張小帥回憶,因為是週末,早上在酒店院子中玩,有一個年輕人從一輛黑色無牌轎車上過來,問他如何到鳳山路去,他給年輕人指明了道路。年輕人走到他身邊,笑著對他說謝謝,然後用手在他面前揮了揮,他就什麼也記不得了。

原來是被迷暈了!犯罪分子們作案真是不擇手段。

林溪楓恨恨地想,這一次公安局一定會把他們一網打盡!

押著兩名歹徒,二人從山坳中向上行,很快來到了裴銅生被捆綁的地方。繩子足夠長,捆綁三個人也綽綽有餘。林溪楓牽著被捆綁的二人來到大樹旁,將剩餘的繩子捆在了裴銅生身上,然後才將他手上的皮帶解開,並給他重新穿在褲子上。

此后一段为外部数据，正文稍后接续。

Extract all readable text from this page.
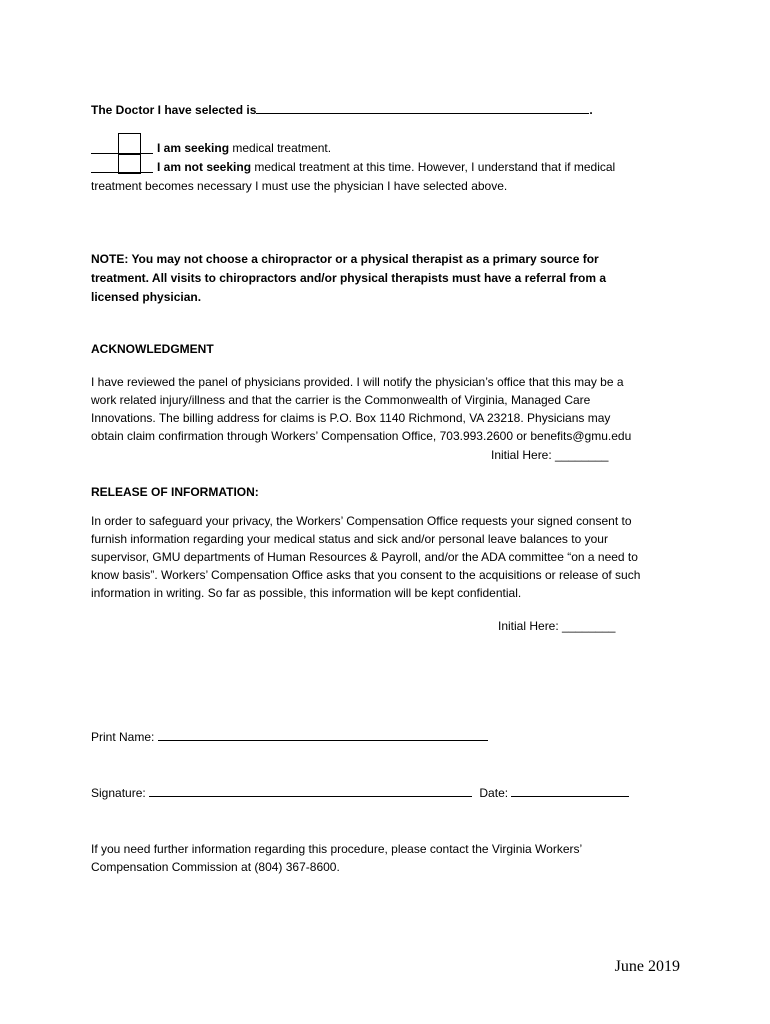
The Doctor I have selected is	.
I am seeking medical treatment.
I am not seeking medical treatment at this time. However, I understand that if medical
treatment becomes necessary I must use the physician I have selected above.
NOTE: You may not choose a chiropractor or a physical therapist as a primary source for
treatment. All visits to chiropractors and/or physical therapists must have a referral from a
licensed physician.
ACKNOWLEDGMENT
I have reviewed the panel of physicians provided. I will notify the physician’s office that this may be a
work related injury/illness and that the carrier is the Commonwealth of Virginia, Managed Care
Innovations. The billing address for claims is P.O. Box 1140 Richmond, VA 23218. Physicians may
obtain claim confirmation through Workers’ Compensation Office, 703.993.2600 or benefits@gmu.edu
Initial Here: ________
RELEASE OF INFORMATION:
In order to safeguard your privacy, the Workers’ Compensation Office requests your signed consent to
furnish information regarding your medical status and sick and/or personal leave balances to your
supervisor, GMU departments of Human Resources & Payroll, and/or the ADA committee “on a need to
know basis”. Workers’ Compensation Office asks that you consent to the acquisitions or release of such
information in writing. So far as possible, this information will be kept confidential.
Initial Here: ________
Print Name:
Signature:	Date:
If you need further information regarding this procedure, please contact the Virginia Workers’
Compensation Commission at (804) 367-8600.
June 2019
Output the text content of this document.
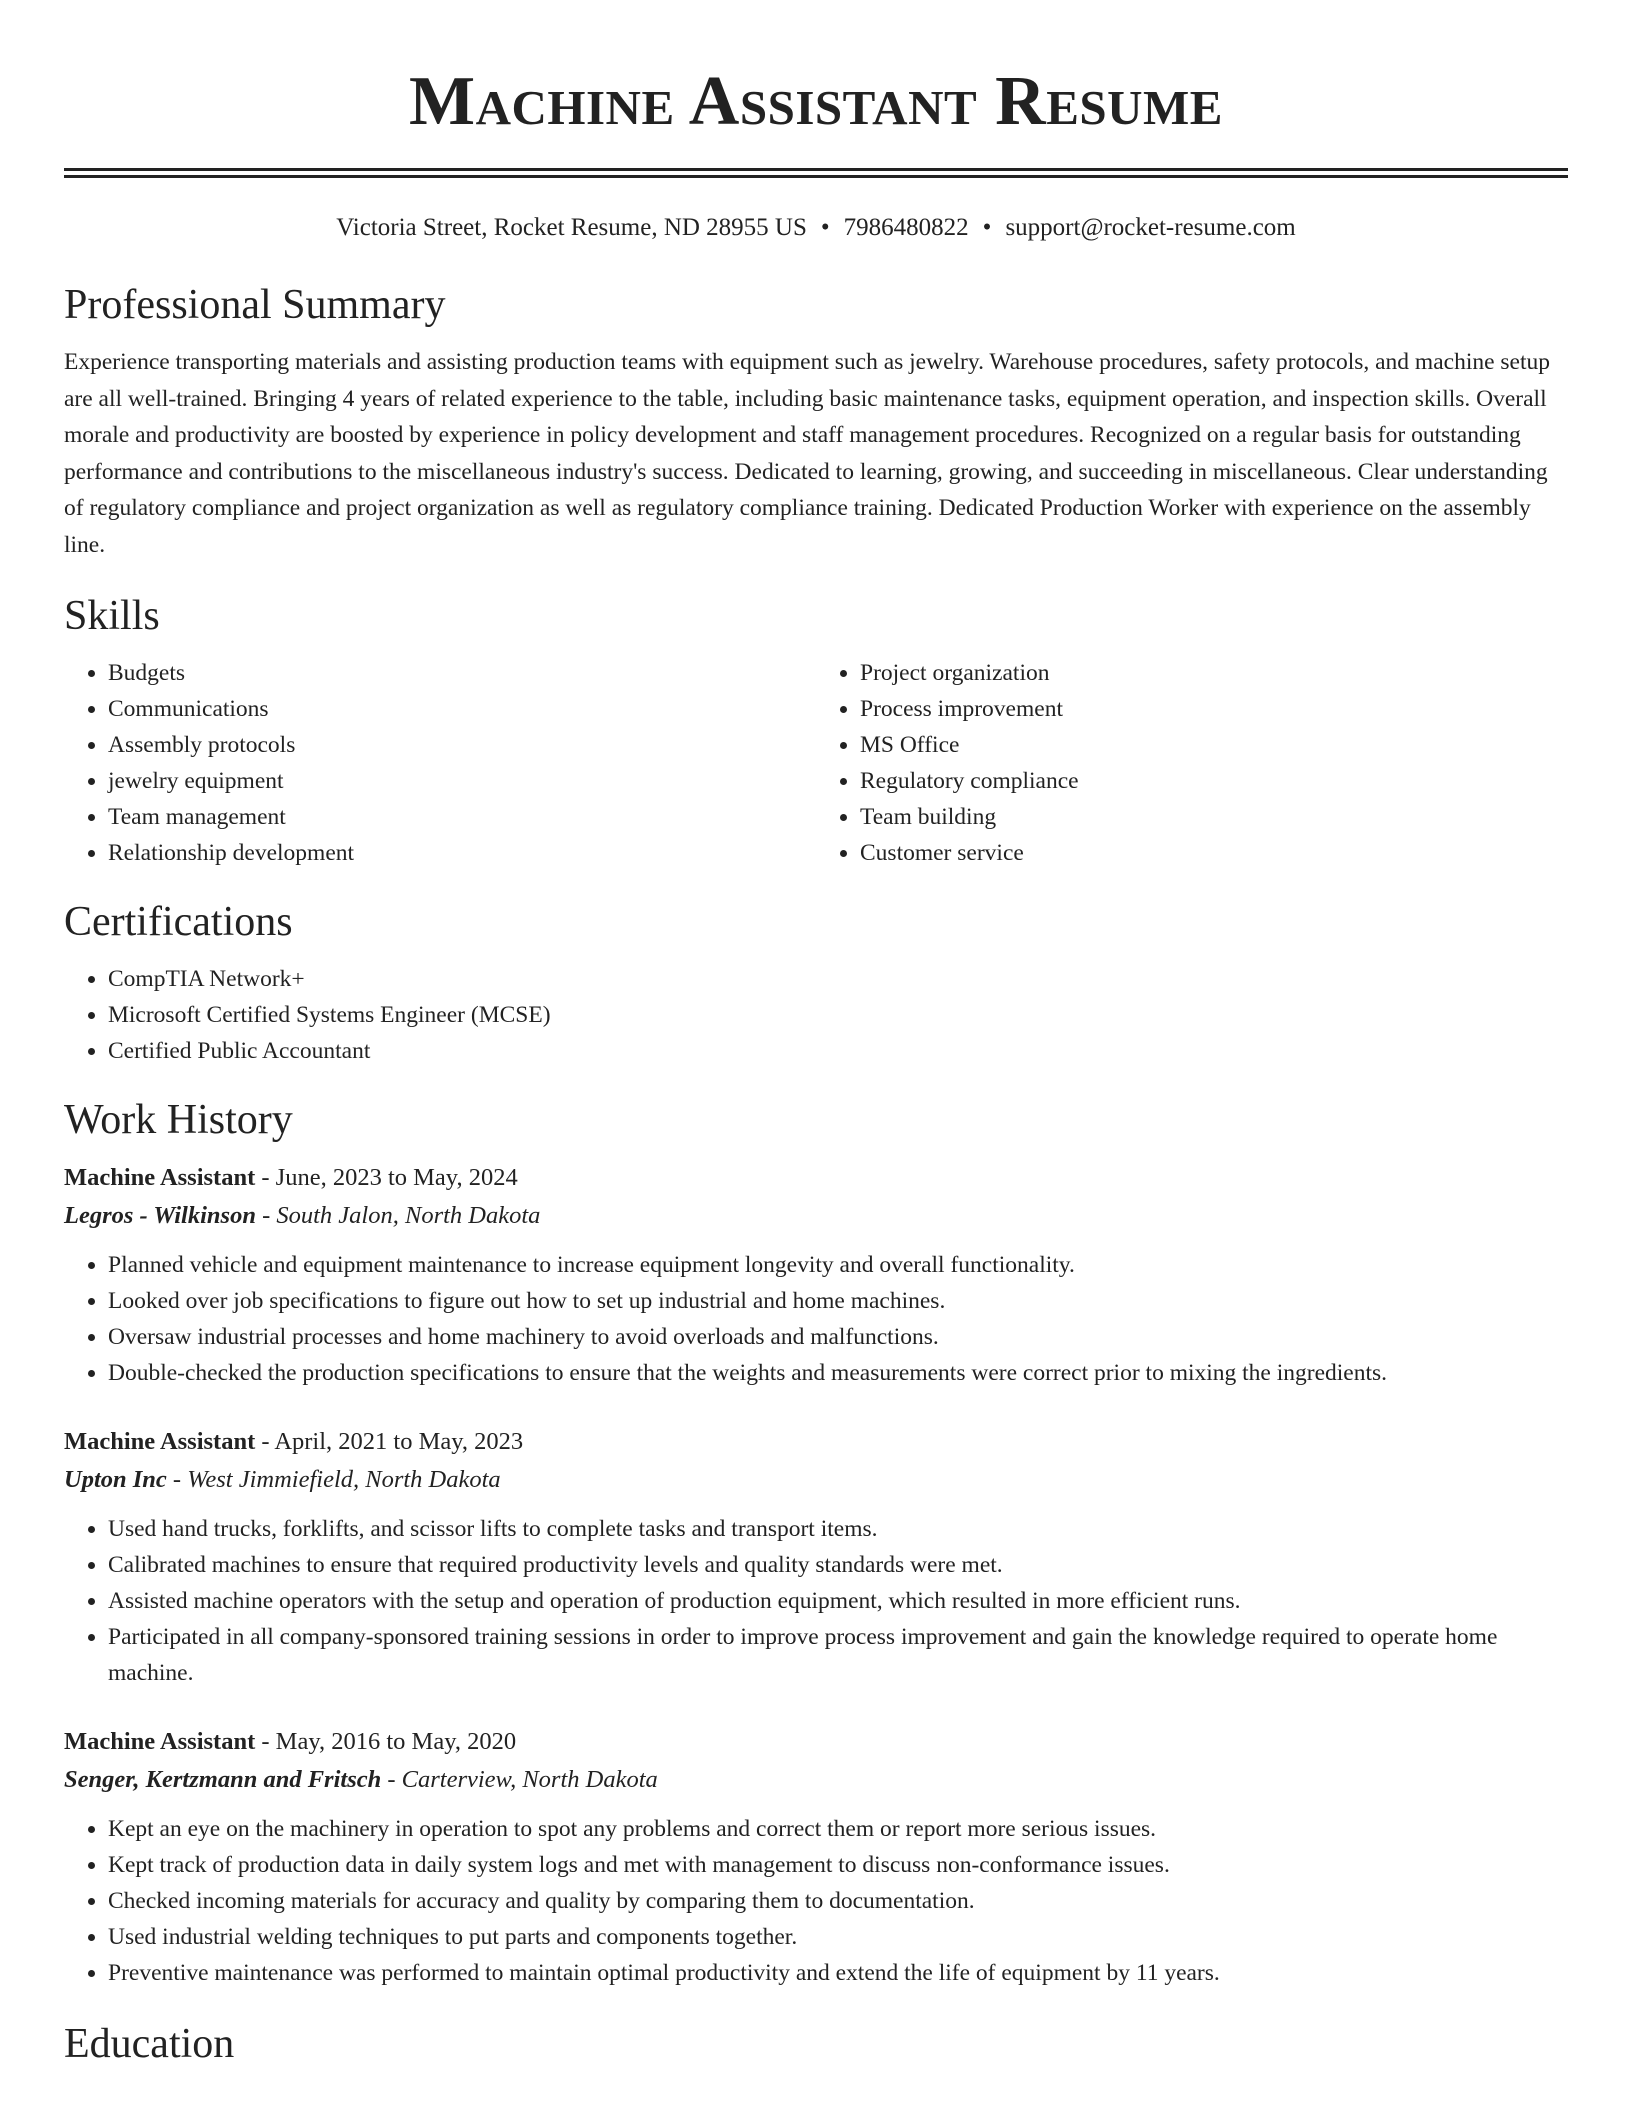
Machine Assistant Resume
Victoria Street, Rocket Resume, ND 28955 US • 7986480822 • support@rocket-resume.com
Professional Summary

Experience transporting materials and assisting production teams with equipment such as jewelry. Warehouse procedures, safety protocols, and machine setup are all well-trained. Bringing 4 years of related experience to the table, including basic maintenance tasks, equipment operation, and inspection skills. Overall morale and productivity are boosted by experience in policy development and staff management procedures. Recognized on a regular basis for outstanding performance and contributions to the miscellaneous industry's success. Dedicated to learning, growing, and succeeding in miscellaneous. Clear understanding of regulatory compliance and project organization as well as regulatory compliance training. Dedicated Production Worker with experience on the assembly line.

Skills
• Budgets
• Communications
• Assembly protocols
• jewelry equipment
• Team management
• Relationship development
• Project organization
• Process improvement
• MS Office
• Regulatory compliance
• Team building
• Customer service
Certifications
• CompTIA Network+
• Microsoft Certified Systems Engineer (MCSE)
• Certified Public Accountant
Work History
Machine Assistant - June, 2023 to May, 2024
Legros - Wilkinson - South Jalon, North Dakota
• Planned vehicle and equipment maintenance to increase equipment longevity and overall functionality.
• Looked over job specifications to figure out how to set up industrial and home machines.
• Oversaw industrial processes and home machinery to avoid overloads and malfunctions.
• Double-checked the production specifications to ensure that the weights and measurements were correct prior to mixing the ingredients.
Machine Assistant - April, 2021 to May, 2023
Upton Inc - West Jimmiefield, North Dakota
• Used hand trucks, forklifts, and scissor lifts to complete tasks and transport items.
• Calibrated machines to ensure that required productivity levels and quality standards were met.
• Assisted machine operators with the setup and operation of production equipment, which resulted in more efficient runs.
• Participated in all company-sponsored training sessions in order to improve process improvement and gain the knowledge required to operate home machine.
Machine Assistant - May, 2016 to May, 2020
Senger, Kertzmann and Fritsch - Carterview, North Dakota
• Kept an eye on the machinery in operation to spot any problems and correct them or report more serious issues.
• Kept track of production data in daily system logs and met with management to discuss non-conformance issues.
• Checked incoming materials for accuracy and quality by comparing them to documentation.
• Used industrial welding techniques to put parts and components together.
• Preventive maintenance was performed to maintain optimal productivity and extend the life of equipment by 11 years.
Education
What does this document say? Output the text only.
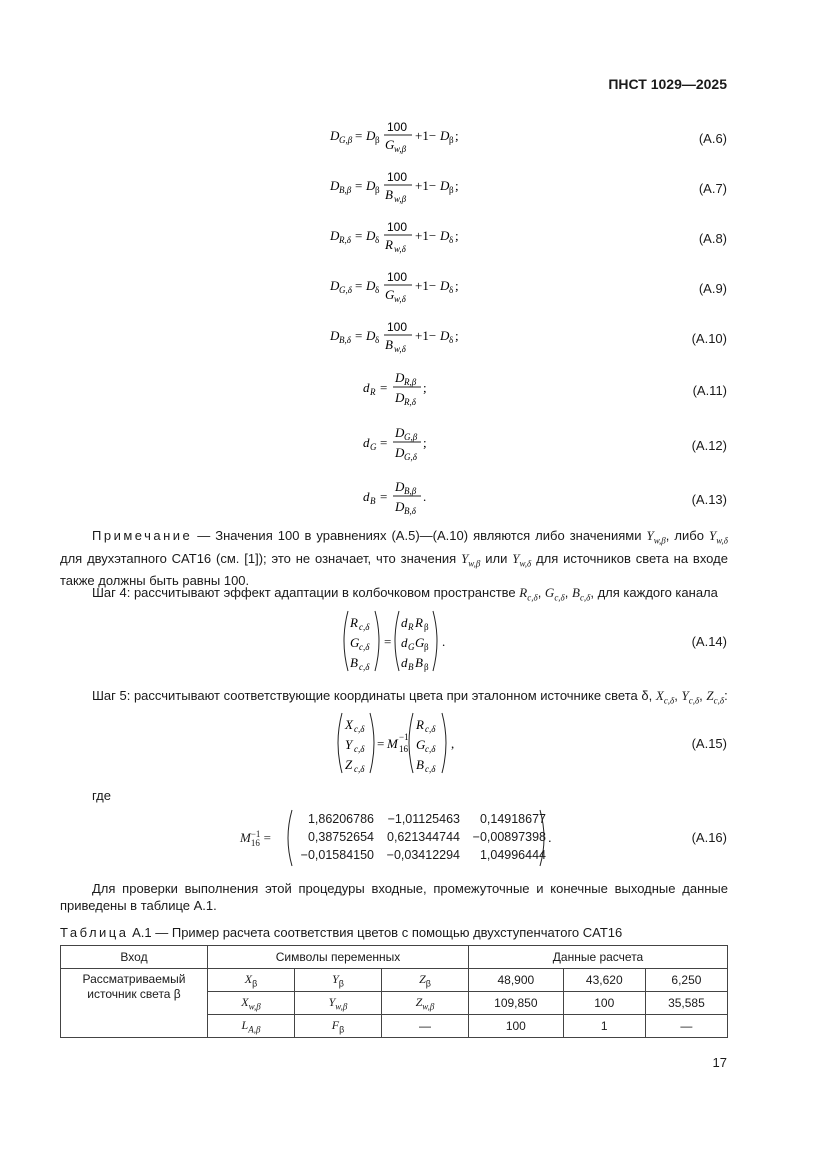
ПНСТ 1029—2025
D G,β = D β
100
G w,β
+1− D β ;	(A.6)
D B,β = D β
100
B w,β
+1− D β ;	(A.7)
D R,δ = D δ
100
R w,δ
+1− D δ ;	(A.8)
D G,δ = D δ
100
G w,δ
+1− D δ ;	(A.9)
D B,δ = D δ
100
B w,δ
+1− D δ ;	(A.10)
d R =
D R,β
D R,δ
;	(A.11)
d G =
D G,β
D G,δ
;	(A.12)
d B =
D B,β
D B,δ
.	(A.13)
Примечание — Значения 100 в уравнениях (А.5)—(А.10) являются либо значениями $Y_{w,\beta}$, либо $Y_{w,\delta}$ для двухэтапного CAT16 (см. [1]); это не означает, что значения $Y_{w,\beta}$ или $Y_{w,\delta}$ для источников света на входе также должны быть равны 100.
Шаг 4: рассчитывают эффект адаптации в колбочковом пространстве $R_{c,\delta}$, $G_{c,\delta}$, $B_{c,\delta}$, для каждого канала
R c,δ
G c,δ
B c,δ
=
d R R β
d G G β
d B B β
.	(A.14)
Шаг 5: рассчитывают соответствующие координаты цвета при эталонном источнике света δ, $X_{c,\delta}$, $Y_{c,\delta}$, $Z_{c,\delta}$:
X c,δ
Y c,δ
Z c,δ
= M −1
16
R c,δ
G c,δ
B c,δ
,	(A.15)
где
M−1
16 =
1,86206786	−1,01125463	0,14918677
0,38752654	0,621344744	−0,00897398
−0,01584150	−0,03412294	1,04996444
.	(A.16)
Для проверки выполнения этой процедуры входные, промежуточные и конечные выходные данные приведены в таблице А.1.
Таблица А.1 — Пример расчета соответствия цветов с помощью двухступенчатого CAT16
Вход	Символы переменных			Данные расчета		
Рассматриваемый источник света β	$X_\beta$	$Y_\beta$	$Z_\beta$	48,900	43,620	6,250
	$X_{w,\beta}$	$Y_{w,\beta}$	$Z_{w,\beta}$	109,850	100	35,585
	$L_{A,\beta}$	$F_\beta$	—	100	1	—
17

三人彼此尷尬地望了望,發現竟然被這個年輕人給一窩端了,都羞愧得無地自容。

張小帥興奮起來,對林溪楓的崇拜達到了無以復加的程度:“溪楓哥哥,沒想到你這麼厲害,打倒這麼多人。我要拜你為師,好嗎?哎,對了,溪楓哥哥,你怎麼知道我被綁架的呢?”

……

林溪楓和張小帥把三人押到竹林之旁,沒有看到慶州市公安局或者州南縣公安局的車輛過來救人,二人就地坐下休息,讓三人也就地坐下等待。

又等了一刻鍾的光景,才聽見警車的轟鳴聲,一大堆車輛從山腰大岩石處拐了過來。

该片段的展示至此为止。